Other controls sit nicely on the body, the on/off and CCD-shifty IS buttons joined by a shutter release that needs a deep press to get it to fire. My worry here is the risk of moving the camera at slow shutter speeds, as you need to press quite hard to fire the shutter.
The lens zoom controls on the back plate are small but fall under the thumb well enough to make them easy to use without straining the fingers while the four-way controller and it four orbiting buttons deal with the likes of flash, the excellent menu system, quick playback, the bright, 230,000-pixel “HyperCrystal” 2.5-inch screen’s brightness and macro-focusing settings.
A central “OK/FUNC” button selects chosen modes when in menus in the “OK” mode but while shooting, the “FUNC” side of things activates a set of image controls on the LCD that allows you to quickly set key setting such as ISO, metering more and the like without resorting to menus.
In general performance terms the 760 is average, with start-up at just under two seconds and the shot to shot timings of around two seconds without flash, around three and a half seconds with flash. Using the continuous mode’s standard setting, I shot five images in just over three seconds. Using the Hi Speed setting (the image size are reduced) I shot 24-frames in just under seven seconds. Finally, shutter lag is noticeable but actually very good for a camera of this ilk.
Metering (both spot and the ESP system available) is excellent the only problems encountered with strongly backlit subjects when switching to spot metering did the trick. Focus performance is good although the iESP focus set up, which looks for what it “thinks” is the main subject can be fooled by a cluttered frame. Spot AF, which locks to the centre of the frame, works just fine.
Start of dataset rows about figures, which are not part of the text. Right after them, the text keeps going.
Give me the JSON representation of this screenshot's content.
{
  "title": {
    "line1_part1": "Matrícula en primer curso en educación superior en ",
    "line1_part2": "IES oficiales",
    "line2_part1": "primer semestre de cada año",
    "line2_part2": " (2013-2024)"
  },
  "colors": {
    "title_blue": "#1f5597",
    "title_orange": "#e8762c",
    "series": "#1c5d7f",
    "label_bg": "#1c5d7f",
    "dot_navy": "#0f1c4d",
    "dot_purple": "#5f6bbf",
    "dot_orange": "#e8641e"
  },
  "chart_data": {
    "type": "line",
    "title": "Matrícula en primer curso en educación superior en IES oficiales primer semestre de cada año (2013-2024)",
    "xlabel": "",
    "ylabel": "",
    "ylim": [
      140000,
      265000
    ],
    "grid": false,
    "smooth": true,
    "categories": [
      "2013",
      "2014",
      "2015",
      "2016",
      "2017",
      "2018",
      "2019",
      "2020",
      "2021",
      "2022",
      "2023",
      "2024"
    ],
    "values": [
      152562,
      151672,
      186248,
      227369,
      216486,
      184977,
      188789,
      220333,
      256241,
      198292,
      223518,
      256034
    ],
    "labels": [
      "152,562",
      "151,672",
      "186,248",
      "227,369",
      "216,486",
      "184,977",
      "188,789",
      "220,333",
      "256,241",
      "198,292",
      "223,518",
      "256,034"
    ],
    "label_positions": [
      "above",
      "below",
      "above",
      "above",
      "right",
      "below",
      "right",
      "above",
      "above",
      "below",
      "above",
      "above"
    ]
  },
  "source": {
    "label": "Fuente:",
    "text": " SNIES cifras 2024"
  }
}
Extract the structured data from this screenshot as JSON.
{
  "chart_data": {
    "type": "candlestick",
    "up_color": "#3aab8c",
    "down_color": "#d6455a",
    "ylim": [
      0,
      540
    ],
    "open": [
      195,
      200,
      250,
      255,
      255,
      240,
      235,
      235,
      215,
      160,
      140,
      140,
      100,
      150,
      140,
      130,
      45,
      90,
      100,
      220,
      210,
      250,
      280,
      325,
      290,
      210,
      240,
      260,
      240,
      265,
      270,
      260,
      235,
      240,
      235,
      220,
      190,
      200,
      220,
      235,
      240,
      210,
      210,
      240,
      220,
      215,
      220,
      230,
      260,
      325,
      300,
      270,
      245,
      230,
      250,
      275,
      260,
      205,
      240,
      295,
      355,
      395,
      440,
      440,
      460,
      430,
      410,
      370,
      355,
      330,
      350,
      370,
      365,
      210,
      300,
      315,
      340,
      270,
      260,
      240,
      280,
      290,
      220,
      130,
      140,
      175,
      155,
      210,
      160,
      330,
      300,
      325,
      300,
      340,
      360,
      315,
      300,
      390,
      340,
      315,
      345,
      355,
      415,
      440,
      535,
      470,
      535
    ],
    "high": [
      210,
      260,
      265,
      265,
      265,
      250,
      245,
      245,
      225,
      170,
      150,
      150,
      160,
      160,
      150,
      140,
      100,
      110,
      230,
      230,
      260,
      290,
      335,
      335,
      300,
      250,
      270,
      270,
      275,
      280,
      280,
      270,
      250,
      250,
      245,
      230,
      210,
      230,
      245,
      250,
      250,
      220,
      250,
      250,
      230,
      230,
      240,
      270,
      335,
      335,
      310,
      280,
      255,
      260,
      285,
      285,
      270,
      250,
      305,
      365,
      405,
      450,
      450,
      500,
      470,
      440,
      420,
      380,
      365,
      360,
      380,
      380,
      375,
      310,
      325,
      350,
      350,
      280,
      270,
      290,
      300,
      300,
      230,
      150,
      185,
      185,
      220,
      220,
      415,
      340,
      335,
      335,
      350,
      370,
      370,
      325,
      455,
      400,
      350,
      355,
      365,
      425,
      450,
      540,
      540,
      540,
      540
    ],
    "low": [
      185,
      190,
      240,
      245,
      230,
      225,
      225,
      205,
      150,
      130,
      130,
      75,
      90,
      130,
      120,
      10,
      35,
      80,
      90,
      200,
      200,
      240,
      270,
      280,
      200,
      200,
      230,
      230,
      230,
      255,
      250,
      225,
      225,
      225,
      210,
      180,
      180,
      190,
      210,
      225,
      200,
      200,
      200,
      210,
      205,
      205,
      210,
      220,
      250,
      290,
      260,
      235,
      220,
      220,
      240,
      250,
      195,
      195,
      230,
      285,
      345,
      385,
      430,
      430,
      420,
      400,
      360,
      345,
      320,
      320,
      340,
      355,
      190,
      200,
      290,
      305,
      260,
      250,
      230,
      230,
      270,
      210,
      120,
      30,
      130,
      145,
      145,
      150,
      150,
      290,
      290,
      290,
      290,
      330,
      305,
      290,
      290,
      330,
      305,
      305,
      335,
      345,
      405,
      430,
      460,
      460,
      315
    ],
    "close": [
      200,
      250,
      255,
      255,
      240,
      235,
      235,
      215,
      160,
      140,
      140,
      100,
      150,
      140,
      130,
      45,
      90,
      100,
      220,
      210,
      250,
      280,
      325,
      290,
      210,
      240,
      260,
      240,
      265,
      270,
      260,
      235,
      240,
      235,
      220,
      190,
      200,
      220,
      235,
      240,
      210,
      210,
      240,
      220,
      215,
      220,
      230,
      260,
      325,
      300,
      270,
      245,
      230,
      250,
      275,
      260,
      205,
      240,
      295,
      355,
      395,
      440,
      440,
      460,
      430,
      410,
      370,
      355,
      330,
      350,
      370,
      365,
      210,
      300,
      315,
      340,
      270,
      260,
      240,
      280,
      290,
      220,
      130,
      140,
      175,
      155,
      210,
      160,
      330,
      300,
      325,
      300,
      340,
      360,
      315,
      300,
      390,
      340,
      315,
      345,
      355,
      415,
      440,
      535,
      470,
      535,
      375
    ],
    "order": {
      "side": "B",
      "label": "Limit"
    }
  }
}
In terms of final image quality, I’ve already discussed the problems of noise and the noise processing removing detail but at the lower sensitivities – that is, below ISO 200! – the lens performance is not compromised. Detail is plentiful, colour is well rendered, and white balance is very good with only slight issues in the auto mode when indoors under mixed lighting where an odd orange cast is evident. One further niggle however is a big contrast loss when shooting backlit scenes.
The combination of a very pretty and pocketable camera you can use in almost all weathers makes the Mju 760 a tempting treat. Its £200 price tag is attractive too and providing you don’t expect to make big prints from higher sensitivity shots, the Olympus Mju 760 is a great little compact.